Dr. Saksena has authored 350 peer reviewed journal articles, over 425 abstracts, 86 book chapters.co- edited 6 textbooks, 10 journal supplements and three reference textbooks. He has been a member of NIH study sections, and chaired several clinical trials including DAPPAF, HIPPAF, ICE-CHIP, CAFÉ AMIGO and ENTICED-AF. In 1990, in conjunction with Berndt Luderitz, he coined the concept of Interventional Cardiac Electrophysiology as a defined scientific discipline with quadrennial international meetings devoted to cutting-edge research in this subject over the next 20 years. In 1996, he founded the Journal of Interventional Cardiac Electrophysiology devoted to original research in this area, cementing this new scientific discipline. Today, interventional cardiac electrophysiology dominates the clinical activities of practitioners of cardiac electrophysiology worldwide.

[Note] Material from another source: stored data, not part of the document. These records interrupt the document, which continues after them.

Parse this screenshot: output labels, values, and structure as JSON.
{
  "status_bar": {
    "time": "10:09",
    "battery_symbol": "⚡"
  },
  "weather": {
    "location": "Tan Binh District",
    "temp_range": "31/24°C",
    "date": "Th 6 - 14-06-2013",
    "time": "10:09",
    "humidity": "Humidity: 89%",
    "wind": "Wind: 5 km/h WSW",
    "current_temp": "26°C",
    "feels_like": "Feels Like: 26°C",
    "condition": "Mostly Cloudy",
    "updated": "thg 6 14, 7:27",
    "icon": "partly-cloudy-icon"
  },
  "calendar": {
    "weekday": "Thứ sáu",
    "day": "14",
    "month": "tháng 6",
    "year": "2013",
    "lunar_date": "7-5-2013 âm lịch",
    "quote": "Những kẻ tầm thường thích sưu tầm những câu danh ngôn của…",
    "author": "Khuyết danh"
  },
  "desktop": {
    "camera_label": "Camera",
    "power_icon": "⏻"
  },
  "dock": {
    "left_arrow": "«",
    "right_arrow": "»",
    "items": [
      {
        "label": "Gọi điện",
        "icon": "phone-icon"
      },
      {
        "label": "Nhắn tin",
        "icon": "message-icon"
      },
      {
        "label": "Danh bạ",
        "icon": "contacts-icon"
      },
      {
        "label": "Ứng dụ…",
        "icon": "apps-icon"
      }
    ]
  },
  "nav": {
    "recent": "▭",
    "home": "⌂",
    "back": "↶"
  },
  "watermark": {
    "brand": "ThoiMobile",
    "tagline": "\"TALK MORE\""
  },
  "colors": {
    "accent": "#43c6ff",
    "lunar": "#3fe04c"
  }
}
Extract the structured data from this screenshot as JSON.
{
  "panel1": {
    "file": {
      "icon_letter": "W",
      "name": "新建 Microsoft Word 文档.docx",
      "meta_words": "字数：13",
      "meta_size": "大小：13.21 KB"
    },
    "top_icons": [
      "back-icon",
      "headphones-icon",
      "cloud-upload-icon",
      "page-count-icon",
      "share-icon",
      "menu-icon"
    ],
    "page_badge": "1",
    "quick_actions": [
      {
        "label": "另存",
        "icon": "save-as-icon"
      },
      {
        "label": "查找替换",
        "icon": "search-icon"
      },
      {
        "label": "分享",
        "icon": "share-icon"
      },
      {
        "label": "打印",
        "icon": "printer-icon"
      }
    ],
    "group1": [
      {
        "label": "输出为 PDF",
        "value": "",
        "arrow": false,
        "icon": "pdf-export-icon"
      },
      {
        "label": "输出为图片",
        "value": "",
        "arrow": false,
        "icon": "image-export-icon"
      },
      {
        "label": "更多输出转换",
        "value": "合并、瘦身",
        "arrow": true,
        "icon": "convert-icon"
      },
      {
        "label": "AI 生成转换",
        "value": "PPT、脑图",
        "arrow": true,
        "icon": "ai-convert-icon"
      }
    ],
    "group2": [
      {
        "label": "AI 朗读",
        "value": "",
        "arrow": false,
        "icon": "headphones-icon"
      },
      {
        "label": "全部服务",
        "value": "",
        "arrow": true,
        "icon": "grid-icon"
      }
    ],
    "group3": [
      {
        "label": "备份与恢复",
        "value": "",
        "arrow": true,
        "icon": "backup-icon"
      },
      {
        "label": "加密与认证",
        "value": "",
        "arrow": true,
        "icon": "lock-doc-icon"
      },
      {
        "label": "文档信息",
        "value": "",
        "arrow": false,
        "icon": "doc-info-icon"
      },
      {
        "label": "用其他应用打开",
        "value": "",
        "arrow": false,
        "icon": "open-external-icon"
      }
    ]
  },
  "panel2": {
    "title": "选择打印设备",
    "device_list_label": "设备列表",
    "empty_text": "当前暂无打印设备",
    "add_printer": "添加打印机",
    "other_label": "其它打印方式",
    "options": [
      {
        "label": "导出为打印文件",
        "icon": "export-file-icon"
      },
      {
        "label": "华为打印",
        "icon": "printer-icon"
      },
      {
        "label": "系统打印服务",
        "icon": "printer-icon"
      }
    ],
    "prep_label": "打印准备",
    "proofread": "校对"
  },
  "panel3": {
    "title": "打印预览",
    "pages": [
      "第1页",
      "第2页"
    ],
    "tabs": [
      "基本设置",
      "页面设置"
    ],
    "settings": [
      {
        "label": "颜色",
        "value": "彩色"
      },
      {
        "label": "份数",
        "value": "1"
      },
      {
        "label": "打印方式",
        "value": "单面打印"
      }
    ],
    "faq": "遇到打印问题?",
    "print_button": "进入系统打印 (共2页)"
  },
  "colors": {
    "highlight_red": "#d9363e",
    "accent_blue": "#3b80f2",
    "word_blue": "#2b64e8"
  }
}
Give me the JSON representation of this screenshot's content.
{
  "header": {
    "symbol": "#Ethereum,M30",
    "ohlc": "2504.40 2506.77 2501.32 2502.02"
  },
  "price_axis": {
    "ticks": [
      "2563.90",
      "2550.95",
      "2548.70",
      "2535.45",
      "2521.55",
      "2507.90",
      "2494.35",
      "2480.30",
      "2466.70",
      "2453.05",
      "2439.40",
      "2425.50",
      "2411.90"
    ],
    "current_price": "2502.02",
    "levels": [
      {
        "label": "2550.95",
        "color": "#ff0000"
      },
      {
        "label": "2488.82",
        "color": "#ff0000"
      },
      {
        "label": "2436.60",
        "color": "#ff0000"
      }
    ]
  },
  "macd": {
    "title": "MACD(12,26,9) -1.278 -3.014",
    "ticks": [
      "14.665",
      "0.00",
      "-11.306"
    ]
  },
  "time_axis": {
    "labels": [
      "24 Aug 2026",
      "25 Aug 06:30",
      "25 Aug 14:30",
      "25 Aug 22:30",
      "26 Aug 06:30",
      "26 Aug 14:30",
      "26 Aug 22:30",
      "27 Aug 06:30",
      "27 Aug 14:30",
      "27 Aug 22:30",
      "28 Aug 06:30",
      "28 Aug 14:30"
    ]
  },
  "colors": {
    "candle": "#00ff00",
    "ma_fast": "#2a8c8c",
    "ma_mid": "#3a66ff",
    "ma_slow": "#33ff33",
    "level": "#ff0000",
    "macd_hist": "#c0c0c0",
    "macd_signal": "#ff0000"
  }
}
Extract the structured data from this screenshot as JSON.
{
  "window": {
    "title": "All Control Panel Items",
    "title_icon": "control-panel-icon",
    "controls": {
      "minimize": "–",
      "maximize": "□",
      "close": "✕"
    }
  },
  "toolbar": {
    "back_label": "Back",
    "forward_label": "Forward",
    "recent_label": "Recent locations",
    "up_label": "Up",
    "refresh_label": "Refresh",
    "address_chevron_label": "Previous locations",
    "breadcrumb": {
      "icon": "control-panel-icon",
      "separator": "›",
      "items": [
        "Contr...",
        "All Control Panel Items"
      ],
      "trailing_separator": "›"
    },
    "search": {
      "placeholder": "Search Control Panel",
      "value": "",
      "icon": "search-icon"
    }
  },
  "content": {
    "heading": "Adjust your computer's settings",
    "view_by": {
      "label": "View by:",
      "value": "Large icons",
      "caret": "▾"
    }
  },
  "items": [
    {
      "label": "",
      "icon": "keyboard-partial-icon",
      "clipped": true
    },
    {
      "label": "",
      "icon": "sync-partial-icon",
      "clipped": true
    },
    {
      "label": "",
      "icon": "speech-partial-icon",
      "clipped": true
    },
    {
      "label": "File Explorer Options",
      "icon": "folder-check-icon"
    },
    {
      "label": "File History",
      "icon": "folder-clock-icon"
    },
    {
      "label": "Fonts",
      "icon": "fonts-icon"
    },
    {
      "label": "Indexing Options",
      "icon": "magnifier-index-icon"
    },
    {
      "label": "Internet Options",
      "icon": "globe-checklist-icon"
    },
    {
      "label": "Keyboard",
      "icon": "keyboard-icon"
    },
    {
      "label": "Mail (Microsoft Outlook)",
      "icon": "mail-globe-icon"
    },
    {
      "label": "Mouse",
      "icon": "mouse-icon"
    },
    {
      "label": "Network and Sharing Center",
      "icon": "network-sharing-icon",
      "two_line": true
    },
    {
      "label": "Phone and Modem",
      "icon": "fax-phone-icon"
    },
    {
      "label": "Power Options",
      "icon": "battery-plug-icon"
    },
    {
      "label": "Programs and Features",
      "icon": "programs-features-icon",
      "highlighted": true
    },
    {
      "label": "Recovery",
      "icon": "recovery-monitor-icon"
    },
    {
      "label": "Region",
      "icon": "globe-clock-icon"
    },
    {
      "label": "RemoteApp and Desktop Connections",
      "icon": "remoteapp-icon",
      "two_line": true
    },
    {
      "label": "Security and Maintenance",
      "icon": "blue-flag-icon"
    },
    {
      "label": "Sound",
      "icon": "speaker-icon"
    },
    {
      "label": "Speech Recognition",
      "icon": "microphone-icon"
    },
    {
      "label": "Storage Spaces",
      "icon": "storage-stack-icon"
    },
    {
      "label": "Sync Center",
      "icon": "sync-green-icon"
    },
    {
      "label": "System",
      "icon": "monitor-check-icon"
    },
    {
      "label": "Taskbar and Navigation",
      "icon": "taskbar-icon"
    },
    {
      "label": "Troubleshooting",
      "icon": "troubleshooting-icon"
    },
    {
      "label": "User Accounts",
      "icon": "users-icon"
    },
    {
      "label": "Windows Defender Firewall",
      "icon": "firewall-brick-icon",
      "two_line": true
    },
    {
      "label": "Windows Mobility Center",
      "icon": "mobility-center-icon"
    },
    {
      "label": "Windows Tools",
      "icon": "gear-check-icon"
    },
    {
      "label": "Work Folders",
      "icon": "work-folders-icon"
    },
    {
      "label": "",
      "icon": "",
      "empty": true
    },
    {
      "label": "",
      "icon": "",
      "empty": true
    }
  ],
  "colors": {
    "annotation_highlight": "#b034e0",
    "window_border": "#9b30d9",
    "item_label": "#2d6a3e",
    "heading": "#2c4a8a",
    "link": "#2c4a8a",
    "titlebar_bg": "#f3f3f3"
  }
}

He has been a consultant to governmental and private organizations, a Founding member of the European Cardiac Arrhythmia Society, co-founder of the Indian Heart Rhythm Society and has a long record of public service. He founded and led the Government Relations Committee at the national society, established early health economic investigations, payment codes and standards in electrophysiology and health care advocacy for practitioners in this specialty. He served as President of the North American Society of Pacing and Electrophysiology in 1998, whose restructuring into the Heart

Rhythm Society and global strategic direction was initiated during his tenure. He has been a recipient of Distinguished Scientific Achievement awards from numerous international societies. His trainees now supervise electrophysiology programs or are cardiology faculty members in three continents. He has been annually included in the listing of “America’s Top Cardiologists”, New Jersey Top Doctors and recognized by the cardiovascular device industry for these contributions.

He is an internationally renowned scientist and widely sought speaker and maintains a global presence in the field. Dr. Saksena’s breadth and depth of pioneering contributions have been instrumental in founding and developing interventional cardiac electrophysiology by advancing new concepts and techniques that have become part of current day practice. His pivotal clinical investigations, enormous energy in disseminating scientific knowledge in this field worldwide, and expanding the horizons of electrophysiologic therapies in cardiac disease have led colleagues to refer to him as a “Founder of modern electrophysiology”. He remains active in clinical practice and scientific investigation in New Jersey.